Sunak also announced that the UK would be the ‘first ever net zero aligned financial centre’. Firms will have to ‘publish a clear, deliverable plan for how they will transition to net zero’. All sounds incredible and amazingly positive but can they deliver?

Alok Sharma acknowledged the failure to meet the 2020 $100 billion target. But he too did little to allay fears of a repeat failure. Instead, the COP President massaged the egos of his fellow business and finance colleagues telling them that their industry was now made up of ‘Swampies’ (the environmental activist who started campaigning back in the ‘90s). A slightly difficult pill to swallow; if they were true ‘Swampies’ would the 2020 target not have been met?

The Chancellor fears that most people feel that the economics of climate change are a ‘remote and abstract’ concept. It is the Government’s ability to follow through on their financial promises that seems to be ‘remote and abstract’ with the public confidence to deliver new promises low.

Fear not however, the private sector is here to the rescue! As the main pockets of global money, pressure for investors and private industry to cough up and do their bit is a positive rhetoric. US treasury secretary Janet Yellen tells us ‘the gap between what governments have and what the world needs is large, and the private sector needs to play a bigger role’. The plea to the private sector by Governments is a positive, much needed step forward.

The heart-felt admission of Mark Carney (former Governor of the Bank of England) in reference to the 2020 $100 billion failure stating the ‘disappointment’ and of the ‘plans dashed’ gives hope. He states ‘right here, right now is where we [the financial world] draw the line’ as he acknowledges the loss of confidence by the public. As co-chair of GFANZ (the Glasgow Financial Alliance for Net Zero, not a Korean boyband as Gillian Tett humorously assures us), Carney has created a platform which has brought together over 450 financial firms and leveraged an historic $130 trillion of private investment to support the transition to a net zero economy. Put into context, Indonesia’s finance minister states Indonesia only needs $270 billion of this.

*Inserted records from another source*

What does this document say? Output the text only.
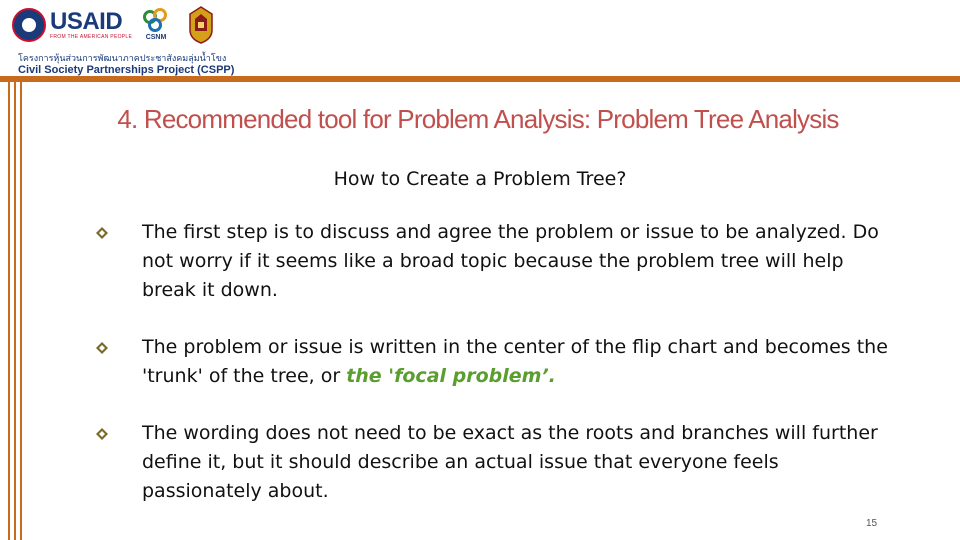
USAID
FROM THE AMERICAN PEOPLE CSNM
โครงการหุ้นส่วนการพัฒนาภาคประชาสังคมลุ่มน้ำโขง
Civil Society Partnerships Project (CSPP)
4. Recommended tool for Problem Analysis: Problem Tree Analysis
How to Create a Problem Tree?
The first step is to discuss and agree the problem or issue to be analyzed. Do not worry if it seems like a broad topic because the problem tree will help break it down.
The problem or issue is written in the center of the flip chart and becomes the 'trunk' of the tree, or the 'focal problem’.
The wording does not need to be exact as the roots and branches will further define it, but it should describe an actual issue that everyone feels passionately about.
15
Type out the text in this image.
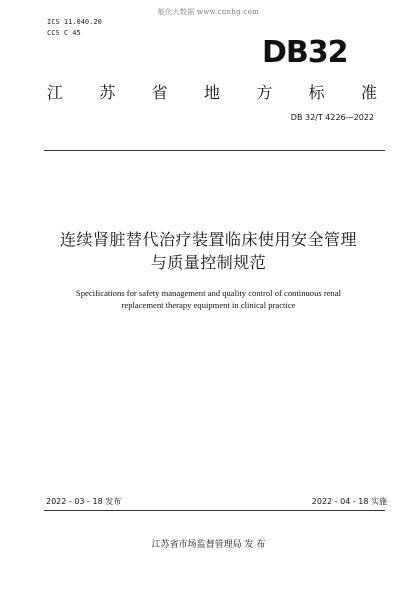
能化大数据 www.cnnhg.com
ICS 11.040.20
CCS C 45
DB32
江 苏 省 地 方 标 准
DB 32/T 4226—2022
连续肾脏替代治疗装置临床使用安全管理
与质量控制规范
Specifications for safety management and quality control of continuous renal
replacement therapy equipment in clinical practice
2022 - 03 - 18 发布	2022 - 04 - 18 实施
江苏省市场监督管理局 发 布
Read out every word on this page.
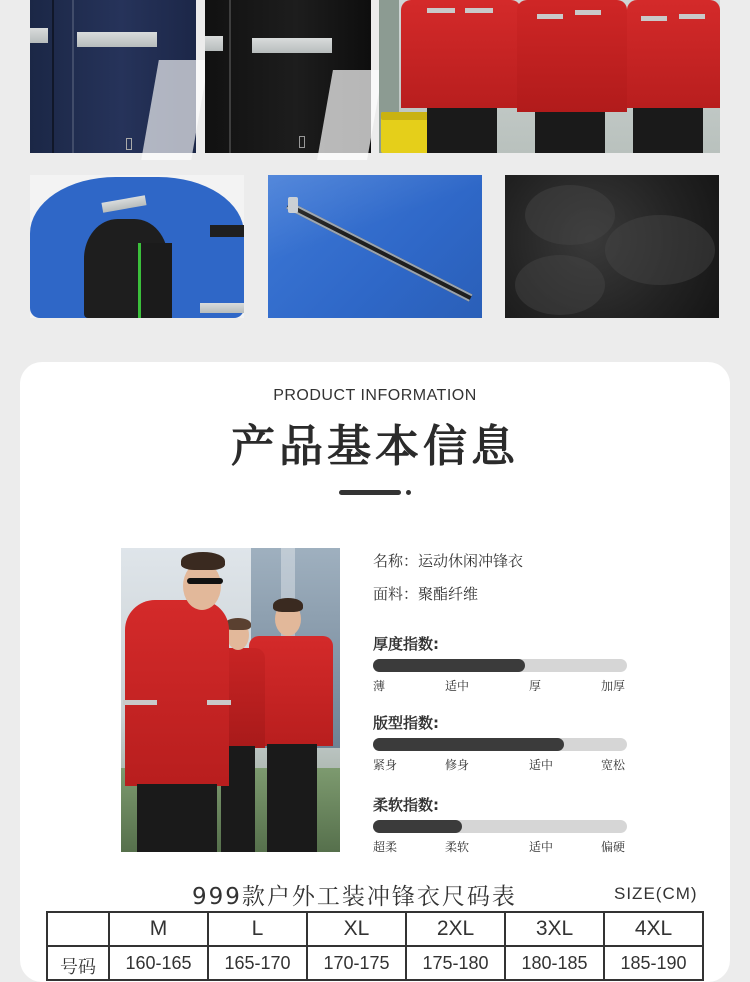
PRODUCT INFORMATION
产品基本信息
名称：运动休闲冲锋衣
面料：聚酯纤维
厚度指数:
薄	适中	厚	加厚
版型指数:
紧身	修身	适中	宽松
柔软指数:
超柔	柔软	适中	偏硬
999款户外工装冲锋衣尺码表	SIZE(CM)
	M	L	XL	2XL	3XL	4XL
号码	160-165	165-170	170-175	175-180	180-185	185-190
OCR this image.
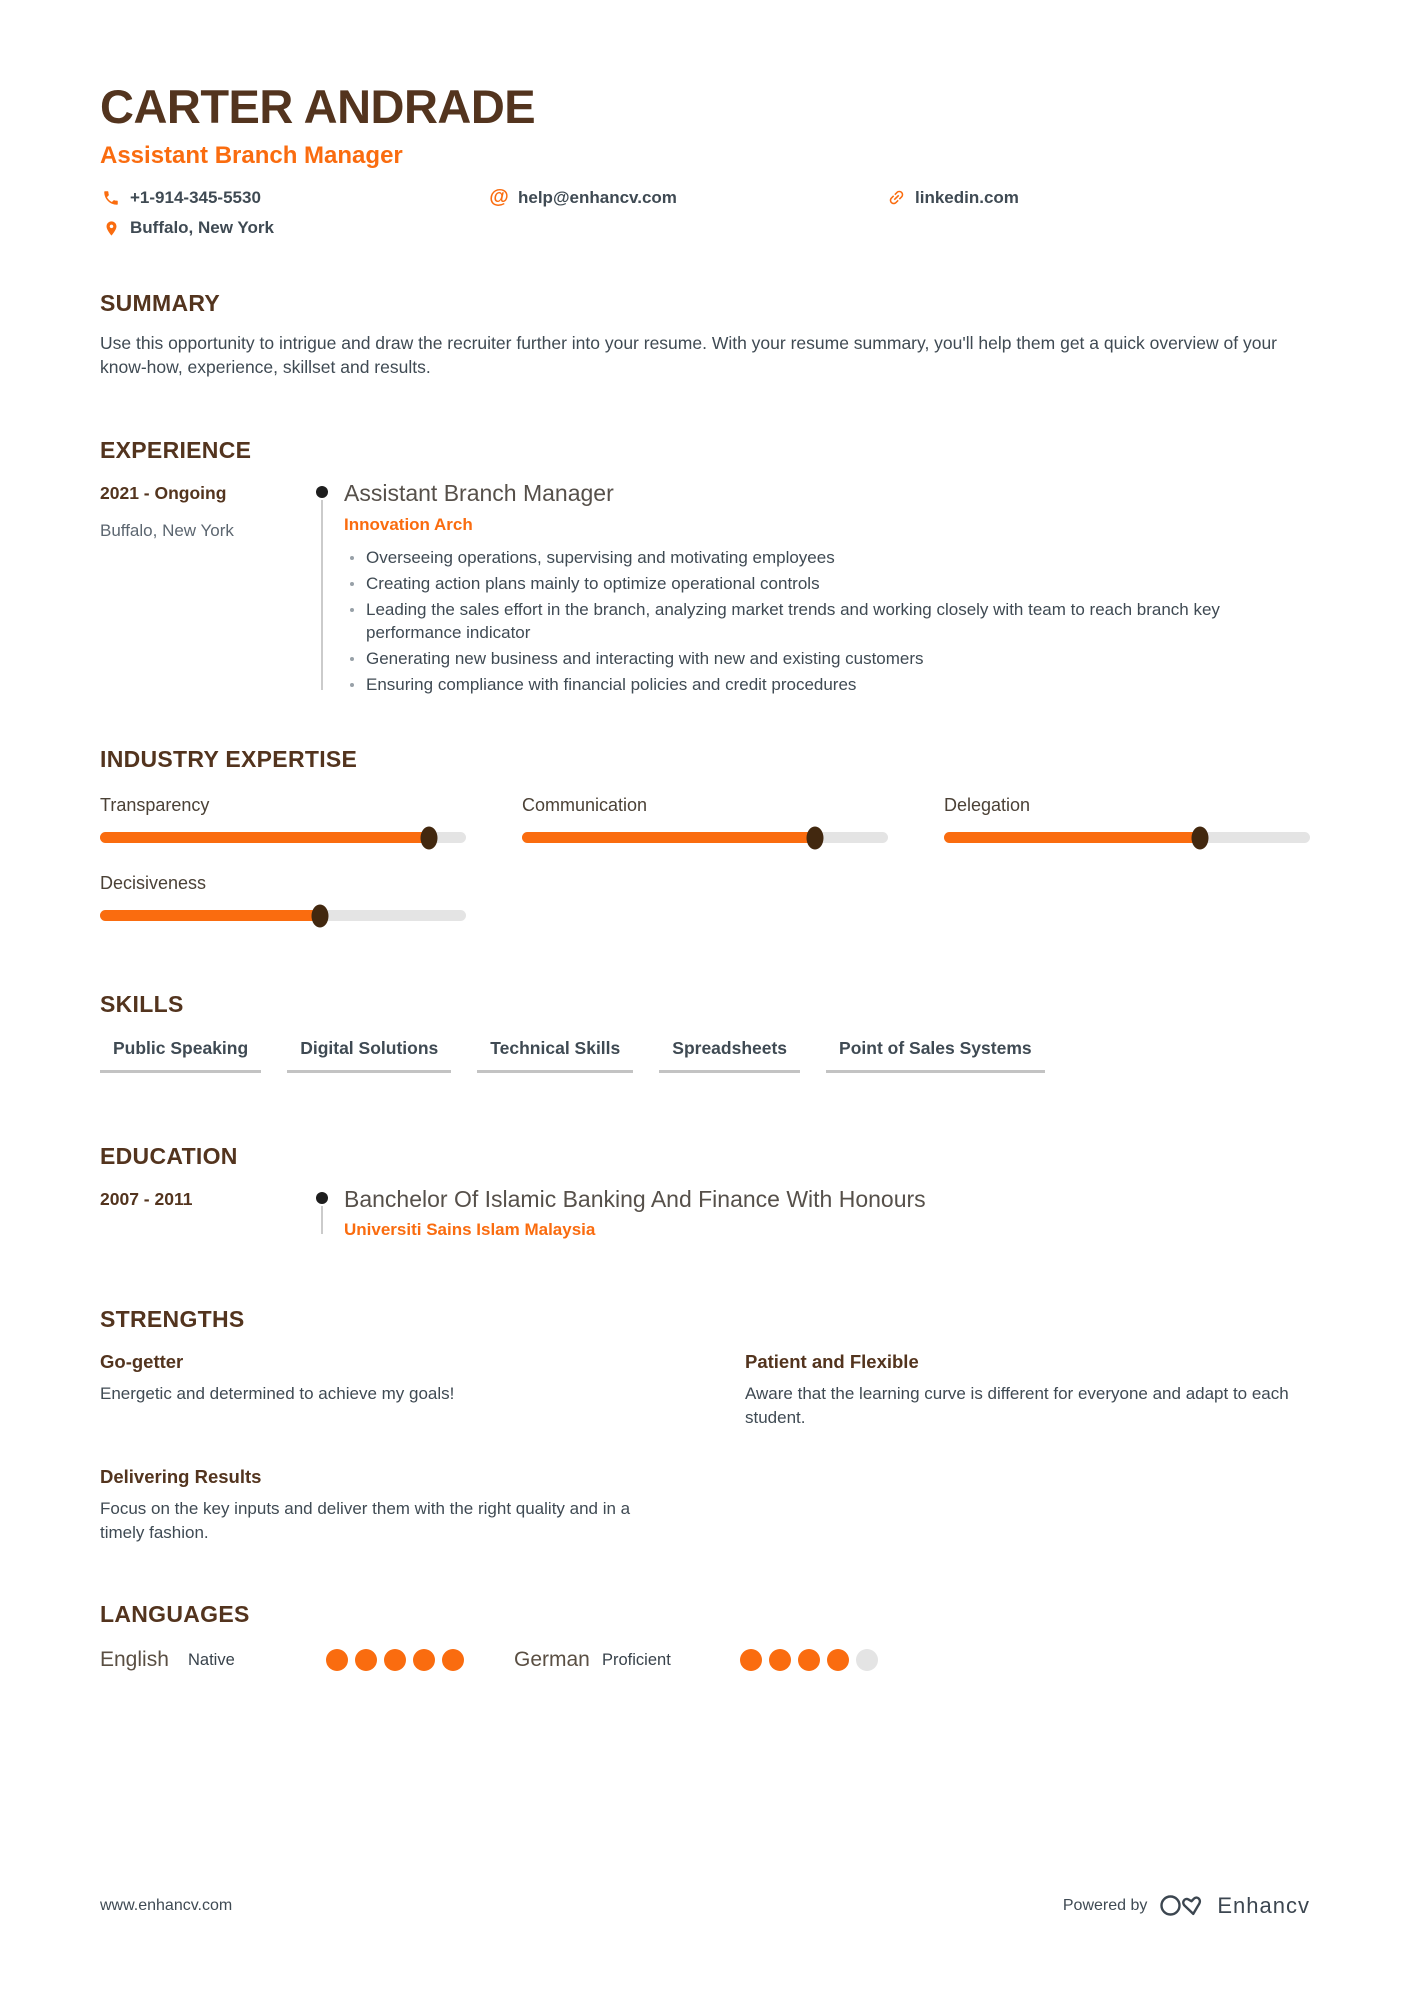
CARTER ANDRADE
Assistant Branch Manager
+1-914-345-5530	@ help@enhancv.com	linkedin.com
Buffalo, New York
SUMMARY
Use this opportunity to intrigue and draw the recruiter further into your resume. With your resume summary, you'll help them get a quick overview of your know-how, experience, skillset and results.
EXPERIENCE
2021 - Ongoing
Buffalo, New York
Assistant Branch Manager
Innovation Arch
Overseeing operations, supervising and motivating employees
Creating action plans mainly to optimize operational controls
Leading the sales effort in the branch, analyzing market trends and working closely with team to reach branch key performance indicator
Generating new business and interacting with new and existing customers
Ensuring compliance with financial policies and credit procedures
INDUSTRY EXPERTISE
Transparency	Communication	Delegation
Decisiveness
SKILLS
Public Speaking	Digital Solutions	Technical Skills	Spreadsheets	Point of Sales Systems
EDUCATION
2007 - 2011	Banchelor Of Islamic Banking And Finance With Honours
Universiti Sains Islam Malaysia
STRENGTHS
Go-getter
Energetic and determined to achieve my goals!
Patient and Flexible
Aware that the learning curve is different for everyone and adapt to each student.
Delivering Results
Focus on the key inputs and deliver them with the right quality and in a timely fashion.
LANGUAGES
English	Native	German Proficient
www.enhancv.com	Powered by	Enhancv
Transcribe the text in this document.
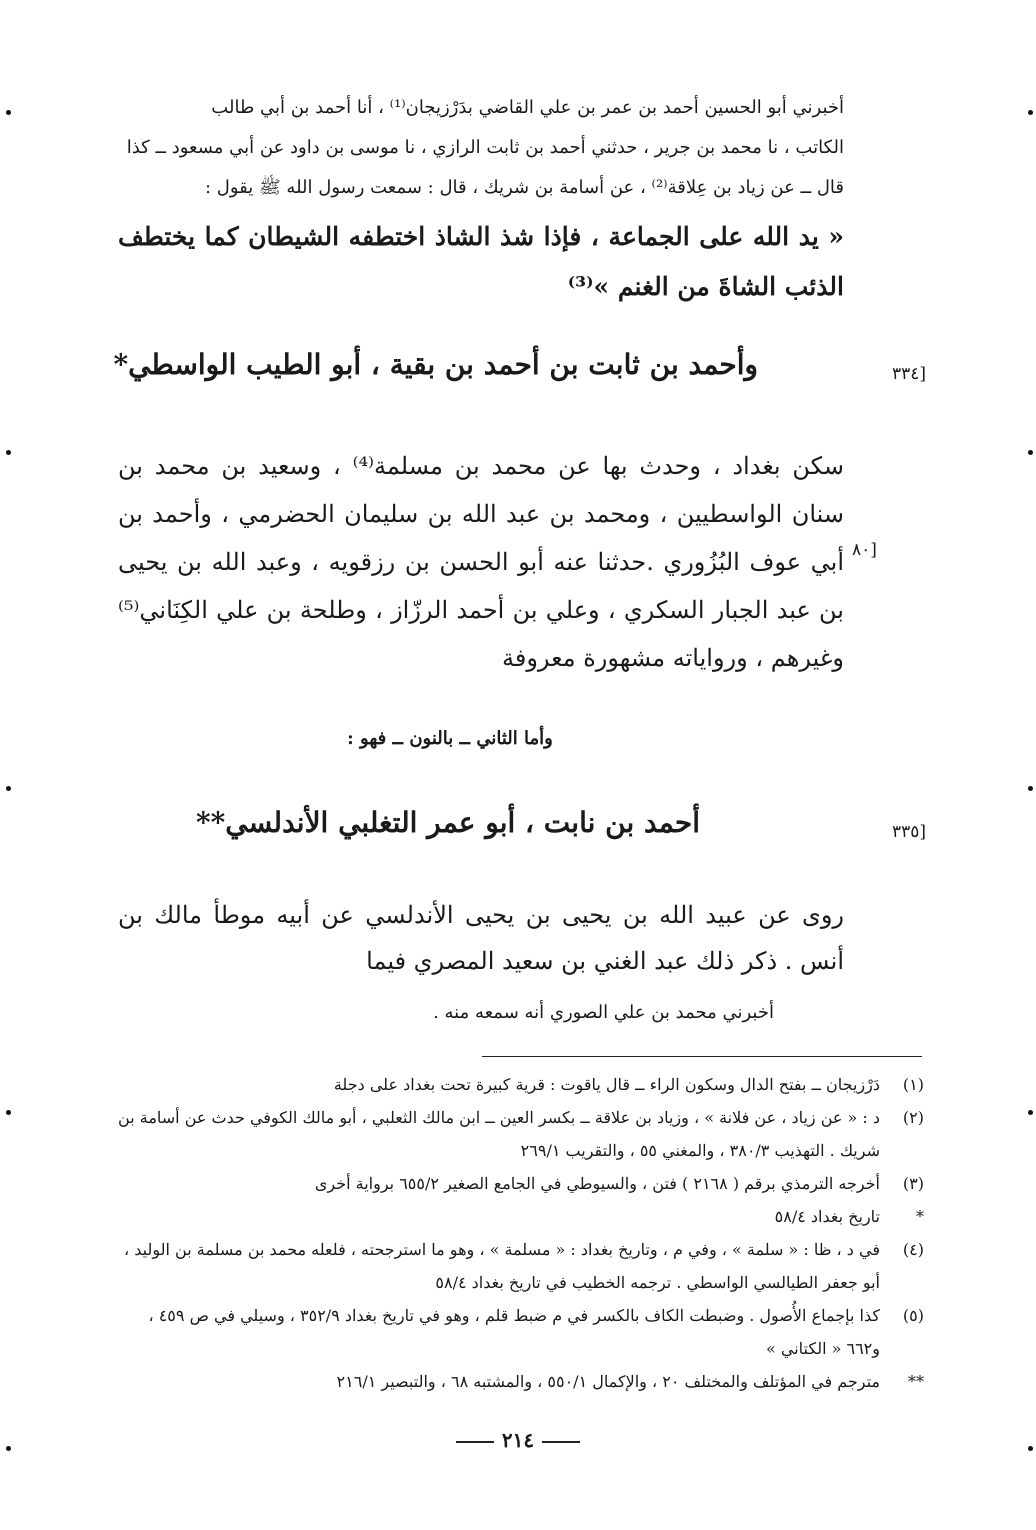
أخبرني أبو الحسين أحمد بن عمر بن علي القاضي بدَرْزيجان⁽¹⁾ ، أنا أحمد بن أبي طالب

الكاتب ، نا محمد بن جرير ، حدثني أحمد بن ثابت الرازي ، نا موسى بن داود عن أبي مسعود ــ كذا

قال ــ عن زياد بن عِلاقة⁽²⁾ ، عن أسامة بن شريك ، قال : سمعت رسول الله ﷺ يقول :

« يد الله على الجماعة ، فإذا شذ الشاذ اختطفه الشيطان كما يختطف الذئب الشاةَ من الغنم »⁽³⁾
[٣٣٤
وأحمد بن ثابت بن أحمد بن بقية ، أبو الطيب الواسطي*
سكن بغداد ، وحدث بها عن محمد بن مسلمة⁽⁴⁾ ، وسعيد بن محمد بن سنان الواسطيين ، ومحمد بن عبد الله بن سليمان الحضرمي ، وأحمد بن أبي عوف البُزُوري .حدثنا عنه أبو الحسن بن رزقويه ، وعبد الله بن يحيى بن عبد الجبار السكري ، وعلي بن أحمد الرزّاز ، وطلحة بن علي الكِنَاني⁽⁵⁾ وغيرهم ، ورواياته مشهورة معروفة
[٨٠
وأما الثاني ــ بالنون ــ فهو :
[٣٣٥
أحمد بن نابت ، أبو عمر التغلبي الأندلسي**
روى عن عبيد الله بن يحيى بن يحيى الأندلسي عن أبيه موطأ مالك بن أنس . ذكر ذلك عبد الغني بن سعيد المصري فيما
أخبرني محمد بن علي الصوري أنه سمعه منه .
(١)
دَرْزيجان ــ بفتح الدال وسكون الراء ــ قال ياقوت : قرية كبيرة تحت بغداد على دجلة
(٢)
د : « عن زياد ، عن فلانة » ، وزياد بن علاقة ــ بكسر العين ــ ابن مالك الثعلبي ، أبو مالك الكوفي حدث عن أسامة بن شريك . التهذيب ٣٨٠/٣ ، والمغني ٥٥ ، والتقريب ٢٦٩/١
(٣)
أخرجه الترمذي برقم ( ٢١٦٨ ) فتن ، والسيوطي في الجامع الصغير ٦٥٥/٢ برواية أخرى
*
تاريخ بغداد ٥٨/٤
(٤)
في د ، ظا : « سلمة » ، وفي م ، وتاريخ بغداد : « مسلمة » ، وهو ما استرجحته ، فلعله محمد بن مسلمة بن الوليد ، أبو جعفر الطيالسي الواسطي . ترجمه الخطيب في تاريخ بغداد ٥٨/٤
(٥)
كذا بإجماع الأُصول . وضبطت الكاف بالكسر في م ضبط قلم ، وهو في تاريخ بغداد ٣٥٢/٩ ، وسيلي في ص ٤٥٩ ، و٦٦٢ « الكتاني »
**
مترجم في المؤتلف والمختلف ٢٠ ، والإكمال ٥٥٠/١ ، والمشتبه ٦٨ ، والتبصير ٢١٦/١
٢١٤
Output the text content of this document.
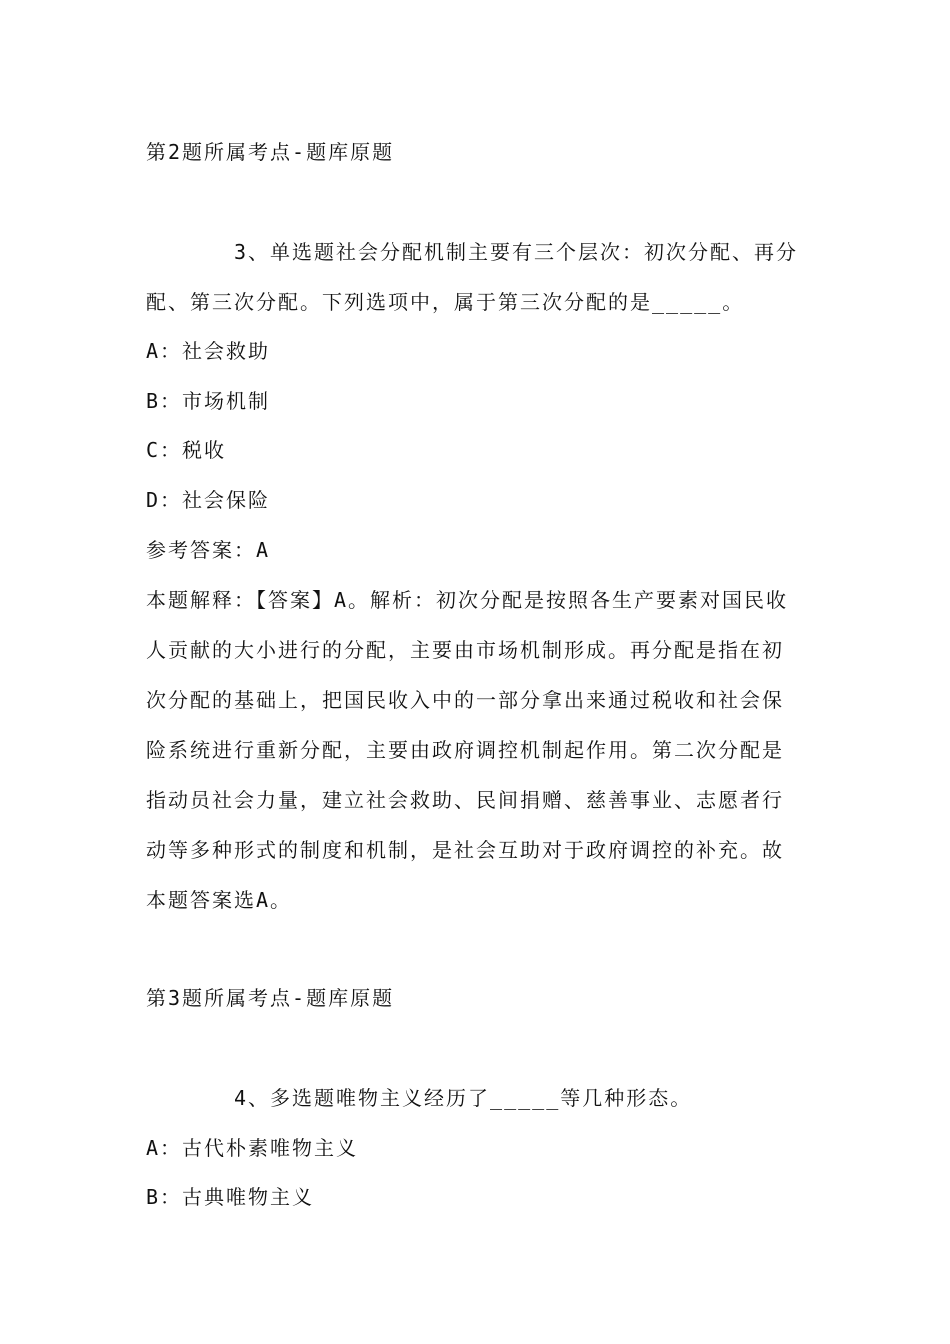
第2题所属考点-题库原题
3、单选题社会分配机制主要有三个层次：初次分配、再分
配、第三次分配。下列选项中，属于第三次分配的是_____。
A：社会救助
B：市场机制
C：税收
D：社会保险
参考答案：A
本题解释：【答案】A。解析：初次分配是按照各生产要素对国民收
人贡献的大小进行的分配，主要由市场机制形成。再分配是指在初
次分配的基础上，把国民收入中的一部分拿出来通过税收和社会保
险系统进行重新分配，主要由政府调控机制起作用。第二次分配是
指动员社会力量，建立社会救助、民间捐赠、慈善事业、志愿者行
动等多种形式的制度和机制，是社会互助对于政府调控的补充。故
本题答案选A。
第3题所属考点-题库原题
4、多选题唯物主义经历了_____等几种形态。
A：古代朴素唯物主义
B：古典唯物主义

Carney supports Sunak’s plan to rewire the current financial system but appeals for further support from the private sector which requires scaling dramatically. Collaboration is needed as President of the World Bank, David Malpass states ‘no one institution in itself can fund the trillions of dollars needed’.

But is this just a degree of ‘greenwashing’? This doesn’t stop investors investing in fossil fuels. As largely voluntary contributions, is this enough and sustainable? Should the money makers of the world be forced into contributing?

You can’t but help feel positive that even if Governments can’t reliably provide the financial solutions, the private sector can and are showing the will. In this case, Governments need to at least put the policies and plans in place to make the best and most efficient use of the money, to assist and drive collaboration and to help leverage more of this private sector finance.